Intervention de Jean-Marie Tetart

Séance en hémicycle du 11 mars 2013 à 21h45
Tarification progressive de l'énergie — Discussion générale

Photo issue du site de l'Assemblée nationale ou de WikipediaJean-Marie Tetart :

Madame la présidente, madame la ministre, monsieur le rapporteur, c'est la troisième et dernière lecture : comme cela a été laborieux !

Que d'énergie dépensée pour passer d'un dispositif qui devait à la fois changer radicalement la consommation dans les bâtiments d'habitation et pourfendre la précarité énergétique, à un simple exercice de sensibilisation et de pédagogie à l'égard de nos compatriotes !

On pourrait s'en amuser, si le texte de loi ne lançait pas, par ailleurs, un gigantesque mitage éolien imposé aux territoires et s'il ne proposait aussi des expérimentations dans le domaine de la tarification de l'eau. En tout cas, le système qui va être voté, s'il devient un jour opérationnel, aboutira à montrer des évidences.
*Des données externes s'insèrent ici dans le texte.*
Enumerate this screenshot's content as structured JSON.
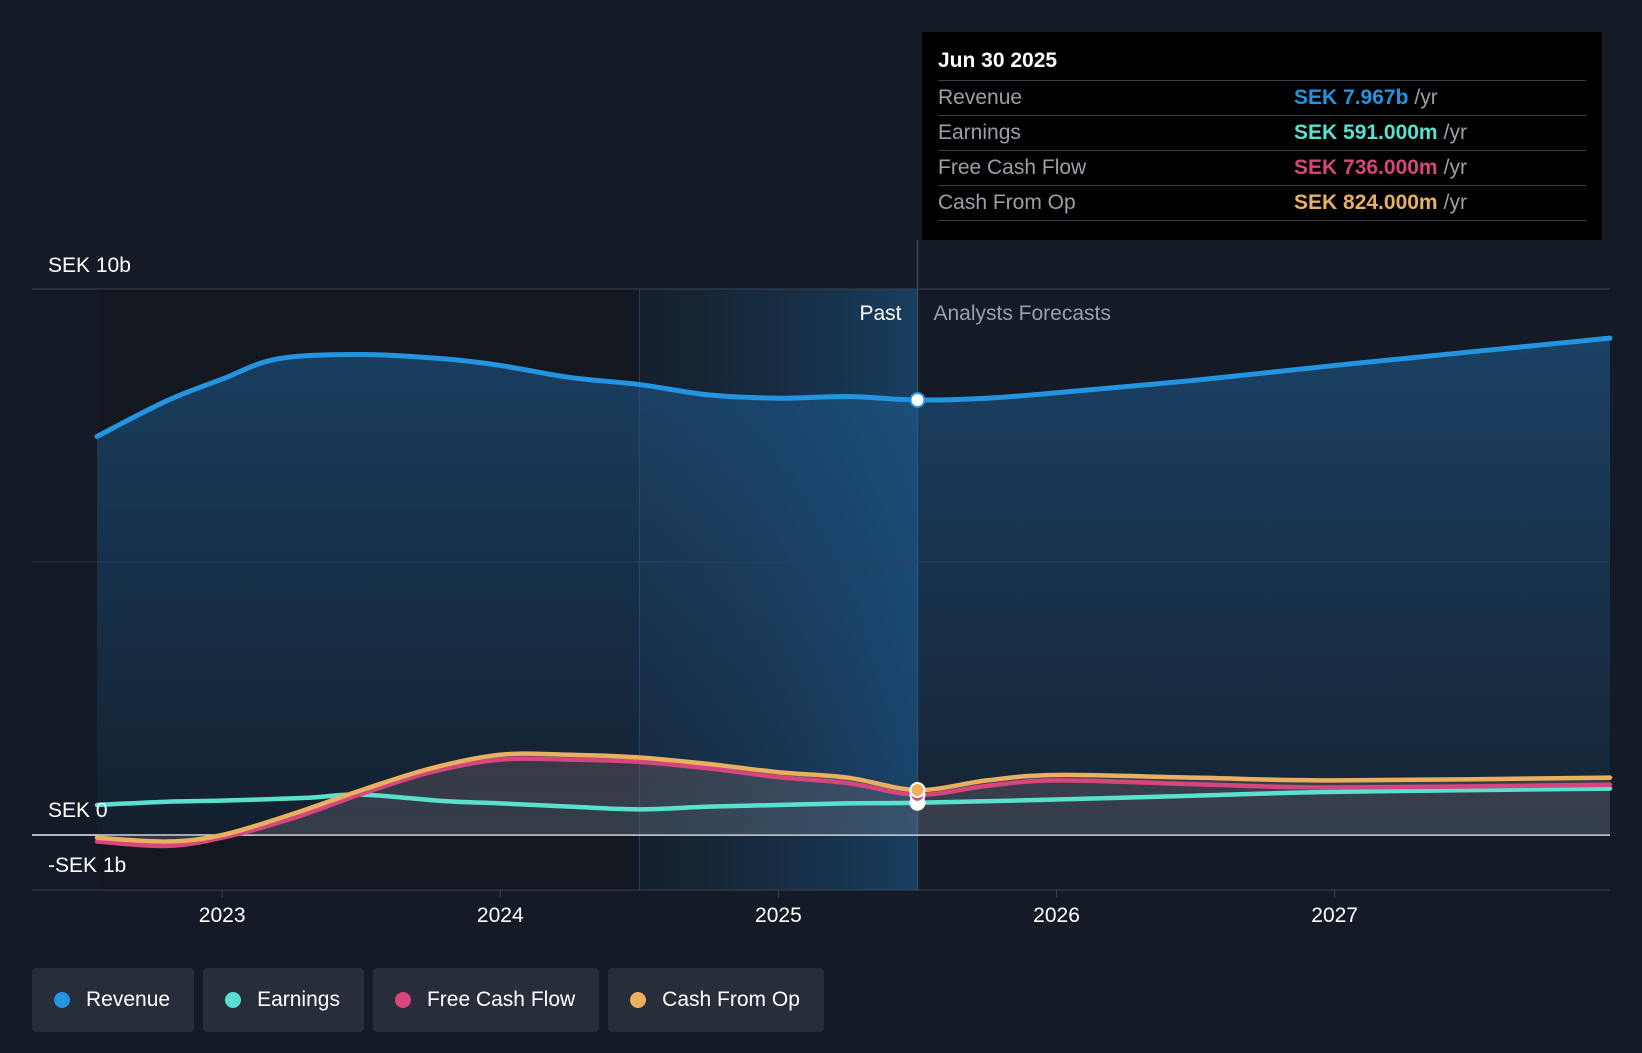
{
  "chart_data": {
    "type": "area",
    "currency_labels": {
      "top": "SEK 10b",
      "zero": "SEK 0",
      "bottom": "-SEK 1b"
    },
    "ylim": [
      -1,
      10
    ],
    "xlim": [
      2022.55,
      2027.99
    ],
    "x_ticks": [
      2023,
      2024,
      2025,
      2026,
      2027
    ],
    "x_tick_labels": [
      "2023",
      "2024",
      "2025",
      "2026",
      "2027"
    ],
    "past_label": "Past",
    "forecast_label": "Analysts Forecasts",
    "divider_x": 2025.5,
    "highlight_start_x": 2024.5,
    "series": [
      {
        "name": "Revenue",
        "color": "#2394df",
        "points": [
          [
            2022.55,
            7.3
          ],
          [
            2022.8,
            7.95
          ],
          [
            2023.0,
            8.35
          ],
          [
            2023.2,
            8.72
          ],
          [
            2023.5,
            8.8
          ],
          [
            2023.8,
            8.72
          ],
          [
            2024.0,
            8.6
          ],
          [
            2024.25,
            8.38
          ],
          [
            2024.5,
            8.25
          ],
          [
            2024.75,
            8.06
          ],
          [
            2025.0,
            8.0
          ],
          [
            2025.25,
            8.03
          ],
          [
            2025.5,
            7.967
          ],
          [
            2025.75,
            8.0
          ],
          [
            2026.0,
            8.1
          ],
          [
            2026.5,
            8.33
          ],
          [
            2027.0,
            8.6
          ],
          [
            2027.99,
            9.1
          ]
        ]
      },
      {
        "name": "Earnings",
        "color": "#59e0cf",
        "points": [
          [
            2022.55,
            0.55
          ],
          [
            2022.8,
            0.61
          ],
          [
            2023.0,
            0.63
          ],
          [
            2023.3,
            0.68
          ],
          [
            2023.5,
            0.74
          ],
          [
            2023.8,
            0.62
          ],
          [
            2024.0,
            0.58
          ],
          [
            2024.25,
            0.52
          ],
          [
            2024.5,
            0.47
          ],
          [
            2024.75,
            0.52
          ],
          [
            2025.0,
            0.55
          ],
          [
            2025.25,
            0.58
          ],
          [
            2025.5,
            0.591
          ],
          [
            2026.0,
            0.65
          ],
          [
            2026.5,
            0.72
          ],
          [
            2027.0,
            0.79
          ],
          [
            2027.99,
            0.85
          ]
        ]
      },
      {
        "name": "Free Cash Flow",
        "color": "#d6467e",
        "points": [
          [
            2022.55,
            -0.12
          ],
          [
            2022.8,
            -0.2
          ],
          [
            2023.0,
            -0.05
          ],
          [
            2023.25,
            0.3
          ],
          [
            2023.5,
            0.75
          ],
          [
            2023.75,
            1.15
          ],
          [
            2024.0,
            1.38
          ],
          [
            2024.25,
            1.38
          ],
          [
            2024.5,
            1.34
          ],
          [
            2024.75,
            1.22
          ],
          [
            2025.0,
            1.06
          ],
          [
            2025.25,
            0.95
          ],
          [
            2025.5,
            0.736
          ],
          [
            2025.75,
            0.9
          ],
          [
            2026.0,
            1.0
          ],
          [
            2026.5,
            0.93
          ],
          [
            2027.0,
            0.87
          ],
          [
            2027.99,
            0.92
          ]
        ]
      },
      {
        "name": "Cash From Op",
        "color": "#e9b060",
        "points": [
          [
            2022.55,
            -0.05
          ],
          [
            2022.8,
            -0.12
          ],
          [
            2023.0,
            0.0
          ],
          [
            2023.25,
            0.38
          ],
          [
            2023.5,
            0.82
          ],
          [
            2023.75,
            1.22
          ],
          [
            2024.0,
            1.47
          ],
          [
            2024.25,
            1.47
          ],
          [
            2024.5,
            1.42
          ],
          [
            2024.75,
            1.3
          ],
          [
            2025.0,
            1.15
          ],
          [
            2025.25,
            1.05
          ],
          [
            2025.5,
            0.824
          ],
          [
            2025.75,
            1.0
          ],
          [
            2026.0,
            1.1
          ],
          [
            2026.5,
            1.05
          ],
          [
            2027.0,
            1.0
          ],
          [
            2027.99,
            1.05
          ]
        ]
      }
    ]
  },
  "tooltip": {
    "date": "Jun 30 2025",
    "rows": [
      {
        "label": "Revenue",
        "value": "SEK 7.967b",
        "unit": "/yr",
        "color": "#2394df"
      },
      {
        "label": "Earnings",
        "value": "SEK 591.000m",
        "unit": "/yr",
        "color": "#59e0cf"
      },
      {
        "label": "Free Cash Flow",
        "value": "SEK 736.000m",
        "unit": "/yr",
        "color": "#d6467e"
      },
      {
        "label": "Cash From Op",
        "value": "SEK 824.000m",
        "unit": "/yr",
        "color": "#e9b060"
      }
    ]
  },
  "legend": [
    {
      "label": "Revenue",
      "color": "#2394df"
    },
    {
      "label": "Earnings",
      "color": "#59e0cf"
    },
    {
      "label": "Free Cash Flow",
      "color": "#d6467e"
    },
    {
      "label": "Cash From Op",
      "color": "#e9b060"
    }
  ]
}
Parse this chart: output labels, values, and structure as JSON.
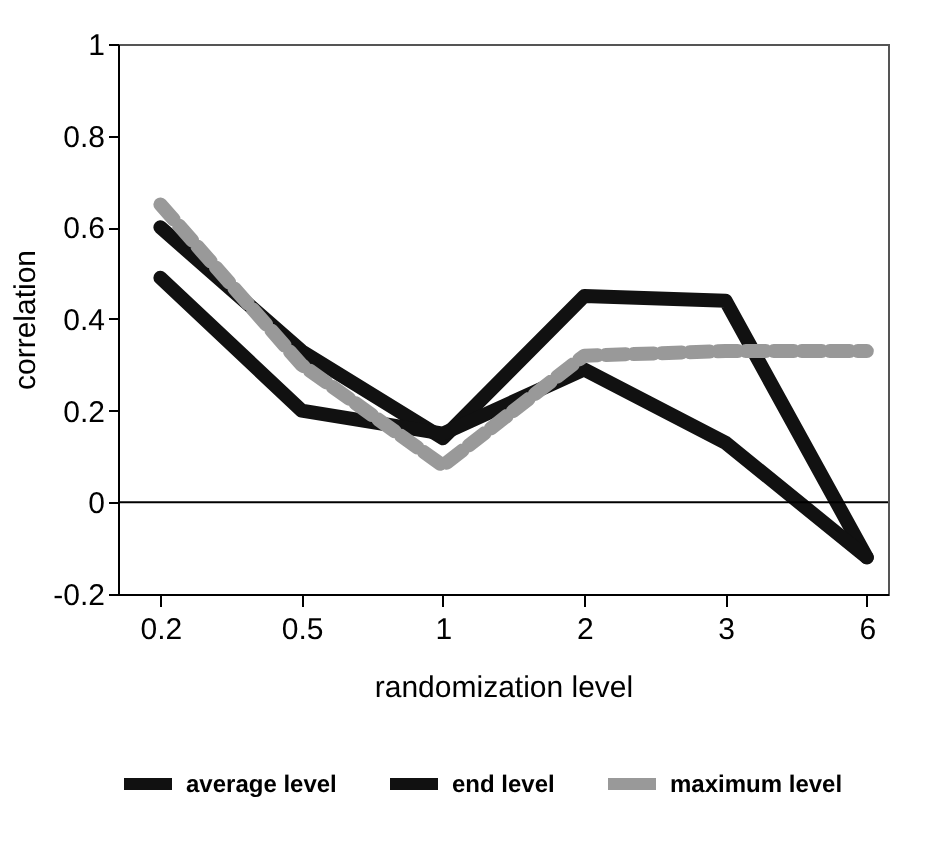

Il montrera que, si la précarité énergétique touche les plus démunis, ce n'est pas parce qu'ils ont moins de ressources à consacrer à l'énergie, mais parce que, comme l'a montré récemment une étude du CRÉDOC, ils occupent les logements les moins bien isolés, parce qu'ils vivent plutôt en zones périurbaines ou rurales, parce que leurs déplacements consomment une part importante de leur budget et parce que dans ces zones, on dépend davantage du pétrole pour se chauffer ou se déplacer.

Plus qu'une précarité énergétique liée à l'habitation, c'est une précarité énergétique résidentielle qu'il faut évaluer, en retenant le « coût résidentiel », qui intègre le coût du logement et de ses charges et le coût des déplacements qui s'imposent au ménage. C'est ce coût résidentiel, recommandé par le CRÉDOC, qui devient pertinent pour bâtir des politiques adaptées à la réduction des inégalités économiques et territoriales. C'est ce que nous avons essayé de vous dire, à longueur d'amendements et d'interventions. Votre dispositif introduit de nouvelles inégalités sociales et territoriales. Le bonus-malus n'apportera aucune solution à ceux qui sont les plus fortement touchés par ce coût résidentiel.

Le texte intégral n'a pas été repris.